Statistiek I

Relating same-type variables

Martijn Wieling
University of Groningen

Question about last lecture

Last lecture

  • Non-parametric tests:
    • Mann-Whitney U test (alternative to independent samples \(t\)-test)
    • Wilcoxon signed-rank test (alternative to paired and single sample \(t\)-test)
    • Sign test (alternative to Wilcoxon signed-rank test)
  • Reporting statistical analysis

Important: one-tailed and two-tailed \(p\)-values

  • \(p\)-value: probability of the observed (or more extreme) data given that \(H_0\) true
    • Two-tailed test: very low and very high values evidence against \(H_0\)
    • One-tailed test: only low (or high) values evidence against \(H_0\)
  • In R: parameter alternative="two-tailed" yields \(p\)-value for two-tailed test
    • alternative="less" (or "greater"): \(p\)-value for one-tailed test
    • (No need to divide/multiply by 2, in contrast to using pnorm() or pt())
    • \(p\)-value of a one-tailed test (appropriate side) will be half of \(p\)-value of two-tailed test (due to symmetry)
  • \(p\)-value is compared to the \(\alpha\)-value (set before analysis)
    • One-tailed test (on appropriate side) is more likely to yield significant result (as \(p\)-value is lower)

This lecture

  • Assessing the relationship between variables of the same type
    • Two categorical variables: \(\chi^2\)-test and Fisher's exact test
    • Two numerical variables: Pearson correlation
  • Reliability of questionnaires: Cronbach's \(\alpha\)
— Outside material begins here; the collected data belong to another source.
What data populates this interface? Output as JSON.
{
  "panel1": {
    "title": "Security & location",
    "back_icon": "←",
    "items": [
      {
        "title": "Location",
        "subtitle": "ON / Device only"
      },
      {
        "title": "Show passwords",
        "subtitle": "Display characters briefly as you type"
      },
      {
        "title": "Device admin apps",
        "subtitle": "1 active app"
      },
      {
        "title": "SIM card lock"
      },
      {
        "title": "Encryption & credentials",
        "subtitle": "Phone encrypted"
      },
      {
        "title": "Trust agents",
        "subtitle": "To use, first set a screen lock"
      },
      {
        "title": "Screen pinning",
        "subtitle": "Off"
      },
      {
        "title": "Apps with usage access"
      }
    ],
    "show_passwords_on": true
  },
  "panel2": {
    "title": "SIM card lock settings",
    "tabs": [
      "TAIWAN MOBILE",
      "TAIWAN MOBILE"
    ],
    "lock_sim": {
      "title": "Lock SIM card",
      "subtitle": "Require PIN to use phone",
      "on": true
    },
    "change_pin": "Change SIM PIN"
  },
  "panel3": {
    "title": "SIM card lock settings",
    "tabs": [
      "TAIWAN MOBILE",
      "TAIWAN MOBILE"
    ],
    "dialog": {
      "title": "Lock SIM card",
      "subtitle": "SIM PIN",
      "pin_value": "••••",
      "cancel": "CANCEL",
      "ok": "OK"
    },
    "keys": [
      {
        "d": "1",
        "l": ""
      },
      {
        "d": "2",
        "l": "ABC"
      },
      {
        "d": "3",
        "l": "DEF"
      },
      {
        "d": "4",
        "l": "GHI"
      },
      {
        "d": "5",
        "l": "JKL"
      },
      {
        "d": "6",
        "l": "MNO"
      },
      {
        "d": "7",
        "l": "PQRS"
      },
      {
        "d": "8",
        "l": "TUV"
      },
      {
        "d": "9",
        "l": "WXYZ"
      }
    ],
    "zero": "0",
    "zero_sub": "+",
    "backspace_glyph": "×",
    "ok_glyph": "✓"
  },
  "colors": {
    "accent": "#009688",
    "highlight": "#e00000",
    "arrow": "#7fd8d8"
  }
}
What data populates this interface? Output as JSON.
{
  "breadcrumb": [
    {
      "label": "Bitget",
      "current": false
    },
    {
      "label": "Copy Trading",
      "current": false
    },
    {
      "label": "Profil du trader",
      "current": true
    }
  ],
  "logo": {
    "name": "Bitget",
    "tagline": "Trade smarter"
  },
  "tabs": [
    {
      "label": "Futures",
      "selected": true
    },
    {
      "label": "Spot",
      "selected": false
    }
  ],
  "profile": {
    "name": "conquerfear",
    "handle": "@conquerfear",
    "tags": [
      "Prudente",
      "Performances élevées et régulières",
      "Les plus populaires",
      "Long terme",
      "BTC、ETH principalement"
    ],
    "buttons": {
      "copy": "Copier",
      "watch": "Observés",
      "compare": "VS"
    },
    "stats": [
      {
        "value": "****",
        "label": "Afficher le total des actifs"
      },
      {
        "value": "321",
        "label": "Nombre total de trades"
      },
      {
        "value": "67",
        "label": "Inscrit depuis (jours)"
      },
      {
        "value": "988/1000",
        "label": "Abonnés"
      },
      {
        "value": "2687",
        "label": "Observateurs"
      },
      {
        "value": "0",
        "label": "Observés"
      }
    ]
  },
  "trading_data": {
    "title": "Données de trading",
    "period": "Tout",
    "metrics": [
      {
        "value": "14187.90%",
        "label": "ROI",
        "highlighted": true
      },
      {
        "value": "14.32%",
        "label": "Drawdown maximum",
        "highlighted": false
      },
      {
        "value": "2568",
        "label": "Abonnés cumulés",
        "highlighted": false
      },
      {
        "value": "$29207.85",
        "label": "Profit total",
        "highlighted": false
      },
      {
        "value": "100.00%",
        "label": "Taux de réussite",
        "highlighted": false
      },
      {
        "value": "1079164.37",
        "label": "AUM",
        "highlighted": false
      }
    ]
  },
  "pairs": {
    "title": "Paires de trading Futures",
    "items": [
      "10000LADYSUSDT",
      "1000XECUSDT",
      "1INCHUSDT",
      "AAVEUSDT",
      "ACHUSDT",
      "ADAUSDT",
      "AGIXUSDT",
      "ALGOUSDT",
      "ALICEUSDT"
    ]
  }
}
Data used during this lecture: Lowlands Science 2018

Lowlands Science 2018 data

  • RQ: Is there a different influence of BAC on L1 vs. L2 language proficiency?
    • Note: not conclusively answered in this course (regression necessary: Statistiek II)
  • BAC and L1 and L2 speech samples collected for about 90 native Dutch speakers
  • Dutch speech samples were rated by native Dutch speakers (at Lowlands)
  • English speech samples were rated by native American English speakers (online)
  • For each speaker, the ratings were averaged per language
  • Other variables we collected included gender, education level, drug use, etc.
    • Relationships between these variables will be looked at in this lecture
    • First: gender and alcohol use (BAC > 0 vs. BAC = 0)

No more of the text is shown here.